Wir sind in der Novene der Vorbereitung auf Pfingsten. Beginnen wir mit einem Gebet zum Heiligen Geist:

"Komm, Heiliger Geist, der Leben schafft, erfülle uns mit Deiner Kraft. Dein Schöpferwort rief uns zum Sein, nun hauch’ uns Gottes Odem ein. Komm, Tröster, der die Herzen lenkt, Du Beistand, den der Vater schenkt. Aus Dir strömt Leben, Licht und Glut, Du gibst uns Schwachen Kraft und Mut. Dich sendet Gottes Allmacht aus, in Feuer und in Sturmesbraus, Du öffnest uns den stummen Mund und machst der Welt die Wahrheit kund. Entflamme Sinne und Gemüt, dass Liebe unser Herz durchglüht und unser schwaches Fleisch und Blut in Deiner Kraft das Gute tut. Die Macht des Bösen banne weit, schenk Deinen Frieden alle Zeit, erhalte uns auf rechter Bahn, dass Unheil uns nicht schaden kann. Lass gläubig uns den Vater sehen, sein Ebenbild den Sohn verstehen und Dir vertrau’n, der uns durchdringt und uns das Leben Gottes bringt. Den Vater auf dem ewigen Thron und seinen auferstandnen Sohn, dich, Odem Gottes, Heil’ger Geist, auf ewig Erd’ und Himmel preist. AMEN"

Unsere drei letzten Katechesen dieses Schul- oder Arbeitsjahres gelten dem Gebet des Herrn, dem "Vater Unser". Wir haben in der letzten Katechese den Namen des Vaters, das Geheimnis des Vaters, zu betrachten versucht. Die beiden letzten Katechesen im Mai und im Juni vor der Sommerpause - ich hoffe mit Gottes Hilfe, dass es im Herbst weitergeht mit den Katechesen - sollen nun den sieben Bitten des "Vater Unser" gewidmet sein.

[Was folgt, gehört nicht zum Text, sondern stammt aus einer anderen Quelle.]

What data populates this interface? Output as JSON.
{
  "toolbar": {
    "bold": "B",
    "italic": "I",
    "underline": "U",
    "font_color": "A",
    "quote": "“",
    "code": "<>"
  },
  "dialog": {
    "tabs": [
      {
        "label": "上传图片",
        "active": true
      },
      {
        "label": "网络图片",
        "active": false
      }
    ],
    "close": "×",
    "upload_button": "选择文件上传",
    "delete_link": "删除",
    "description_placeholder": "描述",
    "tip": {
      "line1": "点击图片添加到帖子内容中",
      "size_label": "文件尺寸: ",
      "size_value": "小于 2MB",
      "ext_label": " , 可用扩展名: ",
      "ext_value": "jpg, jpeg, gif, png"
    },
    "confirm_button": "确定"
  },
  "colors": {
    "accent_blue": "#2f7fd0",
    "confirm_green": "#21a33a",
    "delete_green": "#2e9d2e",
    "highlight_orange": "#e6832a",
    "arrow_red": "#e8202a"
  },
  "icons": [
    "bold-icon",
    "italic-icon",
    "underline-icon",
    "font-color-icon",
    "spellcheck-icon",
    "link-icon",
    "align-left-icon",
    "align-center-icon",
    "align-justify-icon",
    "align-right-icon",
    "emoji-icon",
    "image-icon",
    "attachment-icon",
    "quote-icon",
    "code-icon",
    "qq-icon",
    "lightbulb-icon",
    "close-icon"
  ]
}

Sieben Bitten: Drei, die sich direkt an Gott richten und vier, die sich mit unseren Sorgen und Anliegen und Nöten befassen, drei und vier. "Vater unser, Dein Name sei geheiligt, Dein Reich komme, Dein Wille geschehe. Unser tägliches Brot gib uns heute, vergib uns unsere Schuld, führe uns nicht in Versuchung, sondern erlöse uns von dem Bösen." "Dein", dreimal am Anfang, und dann viermal "Unser-Uns", drei und vier. War diese Symbolik schon ursprünglich gewollt, hat der Herr selber, als er das Gebet seinen Jüngern mitgab, diesen Symbolismus bereits im Sinn gehabt? Wir können es nicht sicher sagen. Sicher ist, dass die Menschen des Mittelalters, die diesen Dom gebaut haben, das sehr wohl wussten. Drei und vier, das ist die Symbolik, nach der der ganze Stephansdom gebaut ist. Drei, die Zahl Gottes, Vier, die Zahl der Welt. Ich kann es nicht genau im Detail sagen, aber die Fachleute sagen uns, dass die Maßzahlen des Domes genau nach diesem Schlüssel sind. Drei und vier, Gott und Mensch, Gott und Welt. Dieser Symbolismus durchzieht also auch das "Vater Unser". Drei Bitten, die Gott unmittelbar betreffen, und vier, die den Menschen und seine Nöte betreffen. Wir werden auf diesen Symbolismus noch zurückkommen. Die ersten drei Bitten sollen heute Abend unser Thema sein.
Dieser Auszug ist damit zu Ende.